Is there a need to be particularly short here? If not, something like InstFormatR might be more clear.

reames accepted this revision.Sep 10 2017, 7:17 PM
This revision is now accepted and ready to land.Sep 10 2017, 7:17 PM
asb marked 5 inline comments as done.Sep 17 2017, 7:28 AM
asb added inline comments.
lib/Target/RISCV/AsmParser/RISCVAsmParser.cpp
142

It shouldn't be necessary, but yes - let's add it in case things change in the future.
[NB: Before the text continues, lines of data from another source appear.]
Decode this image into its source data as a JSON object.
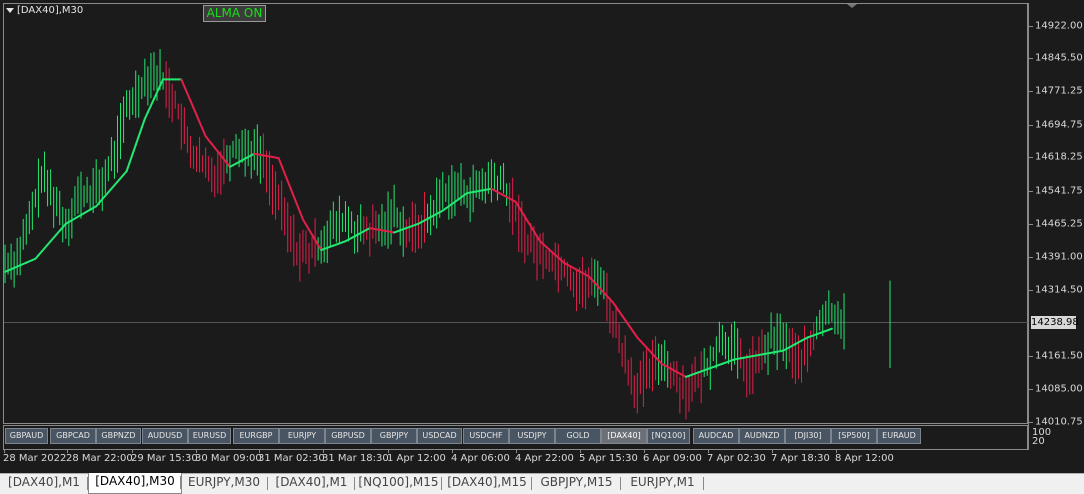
{
  "window": {
    "title": "[DAX40],M30"
  },
  "indicator_button": {
    "label": "ALMA ON",
    "color": "#18e018"
  },
  "current_price": "14238.98",
  "subwindow_levels": [
    "100",
    "20"
  ],
  "colors": {
    "background": "#1b1b1b",
    "bull": "#22e870",
    "bear": "#e0204a",
    "axis_text": "#d8d8d8"
  },
  "symbol_buttons": [
    "GBPAUD",
    "GBPCAD",
    "GBPNZD",
    "AUDUSD",
    "EURUSD",
    "EURGBP",
    "EURJPY",
    "GBPUSD",
    "GBPJPY",
    "USDCAD",
    "USDCHF",
    "USDJPY",
    "GOLD",
    "[DAX40]",
    "[NQ100]",
    "AUDCAD",
    "AUDNZD",
    "[DJI30]",
    "[SP500]",
    "EURAUD"
  ],
  "active_symbol": "[DAX40]",
  "tabs": [
    "[DAX40],M1",
    "[DAX40],M30",
    "EURJPY,M30",
    "[DAX40],M1",
    "[NQ100],M15",
    "[DAX40],M15",
    "GBPJPY,M15",
    "EURJPY,M1"
  ],
  "active_tab": "[DAX40],M30",
  "chart_data": {
    "type": "line",
    "title": "[DAX40],M30",
    "yticks": [
      "14922.00",
      "14845.50",
      "14771.25",
      "14694.75",
      "14618.25",
      "14541.75",
      "14465.25",
      "14391.00",
      "14314.50",
      "14238.98",
      "14161.50",
      "14085.00",
      "14010.75"
    ],
    "y_axis_range": [
      14000,
      14960
    ],
    "x_tick_labels": [
      "28 Mar 2022",
      "28 Mar 22:00",
      "29 Mar 15:30",
      "30 Mar 09:00",
      "31 Mar 02:30",
      "31 Mar 18:30",
      "1 Apr 12:00",
      "4 Apr 06:00",
      "4 Apr 22:00",
      "5 Apr 15:30",
      "6 Apr 09:00",
      "7 Apr 02:30",
      "7 Apr 18:30",
      "8 Apr 12:00"
    ],
    "price_series": [
      {
        "i": 0,
        "v": 14370
      },
      {
        "i": 4,
        "v": 14380
      },
      {
        "i": 8,
        "v": 14460
      },
      {
        "i": 12,
        "v": 14570
      },
      {
        "i": 16,
        "v": 14520
      },
      {
        "i": 20,
        "v": 14460
      },
      {
        "i": 24,
        "v": 14520
      },
      {
        "i": 28,
        "v": 14530
      },
      {
        "i": 32,
        "v": 14550
      },
      {
        "i": 36,
        "v": 14620
      },
      {
        "i": 40,
        "v": 14720
      },
      {
        "i": 44,
        "v": 14770
      },
      {
        "i": 48,
        "v": 14810
      },
      {
        "i": 52,
        "v": 14790
      },
      {
        "i": 56,
        "v": 14740
      },
      {
        "i": 60,
        "v": 14640
      },
      {
        "i": 64,
        "v": 14600
      },
      {
        "i": 68,
        "v": 14570
      },
      {
        "i": 72,
        "v": 14600
      },
      {
        "i": 76,
        "v": 14640
      },
      {
        "i": 80,
        "v": 14630
      },
      {
        "i": 84,
        "v": 14620
      },
      {
        "i": 88,
        "v": 14550
      },
      {
        "i": 92,
        "v": 14470
      },
      {
        "i": 96,
        "v": 14400
      },
      {
        "i": 100,
        "v": 14390
      },
      {
        "i": 104,
        "v": 14420
      },
      {
        "i": 108,
        "v": 14450
      },
      {
        "i": 112,
        "v": 14470
      },
      {
        "i": 116,
        "v": 14440
      },
      {
        "i": 120,
        "v": 14440
      },
      {
        "i": 124,
        "v": 14450
      },
      {
        "i": 128,
        "v": 14490
      },
      {
        "i": 132,
        "v": 14440
      },
      {
        "i": 136,
        "v": 14450
      },
      {
        "i": 140,
        "v": 14480
      },
      {
        "i": 144,
        "v": 14530
      },
      {
        "i": 148,
        "v": 14540
      },
      {
        "i": 152,
        "v": 14530
      },
      {
        "i": 156,
        "v": 14540
      },
      {
        "i": 160,
        "v": 14560
      },
      {
        "i": 164,
        "v": 14550
      },
      {
        "i": 168,
        "v": 14480
      },
      {
        "i": 172,
        "v": 14420
      },
      {
        "i": 176,
        "v": 14390
      },
      {
        "i": 180,
        "v": 14380
      },
      {
        "i": 184,
        "v": 14360
      },
      {
        "i": 188,
        "v": 14320
      },
      {
        "i": 192,
        "v": 14320
      },
      {
        "i": 196,
        "v": 14340
      },
      {
        "i": 200,
        "v": 14240
      },
      {
        "i": 204,
        "v": 14150
      },
      {
        "i": 208,
        "v": 14080
      },
      {
        "i": 212,
        "v": 14120
      },
      {
        "i": 216,
        "v": 14160
      },
      {
        "i": 220,
        "v": 14110
      },
      {
        "i": 224,
        "v": 14080
      },
      {
        "i": 228,
        "v": 14100
      },
      {
        "i": 232,
        "v": 14150
      },
      {
        "i": 236,
        "v": 14200
      },
      {
        "i": 240,
        "v": 14170
      },
      {
        "i": 244,
        "v": 14120
      },
      {
        "i": 248,
        "v": 14150
      },
      {
        "i": 252,
        "v": 14190
      },
      {
        "i": 256,
        "v": 14200
      },
      {
        "i": 260,
        "v": 14150
      },
      {
        "i": 264,
        "v": 14160
      },
      {
        "i": 268,
        "v": 14240
      },
      {
        "i": 272,
        "v": 14260
      },
      {
        "i": 276,
        "v": 14240
      }
    ],
    "alma_series": [
      {
        "i": 0,
        "v": 14350
      },
      {
        "i": 10,
        "v": 14380
      },
      {
        "i": 20,
        "v": 14460
      },
      {
        "i": 30,
        "v": 14500
      },
      {
        "i": 40,
        "v": 14580
      },
      {
        "i": 46,
        "v": 14700
      },
      {
        "i": 52,
        "v": 14790
      },
      {
        "i": 58,
        "v": 14790
      },
      {
        "i": 66,
        "v": 14660
      },
      {
        "i": 74,
        "v": 14590
      },
      {
        "i": 82,
        "v": 14620
      },
      {
        "i": 90,
        "v": 14610
      },
      {
        "i": 98,
        "v": 14470
      },
      {
        "i": 104,
        "v": 14400
      },
      {
        "i": 112,
        "v": 14420
      },
      {
        "i": 120,
        "v": 14450
      },
      {
        "i": 128,
        "v": 14440
      },
      {
        "i": 136,
        "v": 14460
      },
      {
        "i": 144,
        "v": 14490
      },
      {
        "i": 152,
        "v": 14530
      },
      {
        "i": 160,
        "v": 14540
      },
      {
        "i": 168,
        "v": 14510
      },
      {
        "i": 176,
        "v": 14420
      },
      {
        "i": 184,
        "v": 14370
      },
      {
        "i": 192,
        "v": 14340
      },
      {
        "i": 200,
        "v": 14280
      },
      {
        "i": 208,
        "v": 14200
      },
      {
        "i": 216,
        "v": 14140
      },
      {
        "i": 224,
        "v": 14110
      },
      {
        "i": 232,
        "v": 14130
      },
      {
        "i": 240,
        "v": 14150
      },
      {
        "i": 248,
        "v": 14160
      },
      {
        "i": 256,
        "v": 14170
      },
      {
        "i": 264,
        "v": 14200
      },
      {
        "i": 272,
        "v": 14220
      }
    ]
  }
}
Thanks.

153

Do you find this clearer? It seems slightly less clear to me, but obviously these things are very subjective.

for (char c : Str) {
   if (c <= Prev)
      return false;
  switch (c) {
  default:
    return false;
  case 'i':
  case 'o':
  case 'r':
  case 'w':
    Prev = c;
  }
}
155

'iorw' is accepted, but 'wroi' would not be, matching the GCC behaviour. Reading the *AsmParser.cpp files is made somewhat confusing by the fact methods like ParseInstruction use false for success, unlike these predicates (which are called by tablegenned code).

408–412

I played around with this, and think early-exit for success reads more clearly, particularly as I want to consistently early exit on the same condition (e.g. a couple of lines above we also early-exist on success). There are many more possible incorrect inputs than correct ones, so filtering out the correct ones and having a catch-all for failures at the end makes more sense to me. Happy to change if you feel strongly otherwise.

This revision was automatically updated to reflect the committed changes.
asb marked 2 inline comments as done.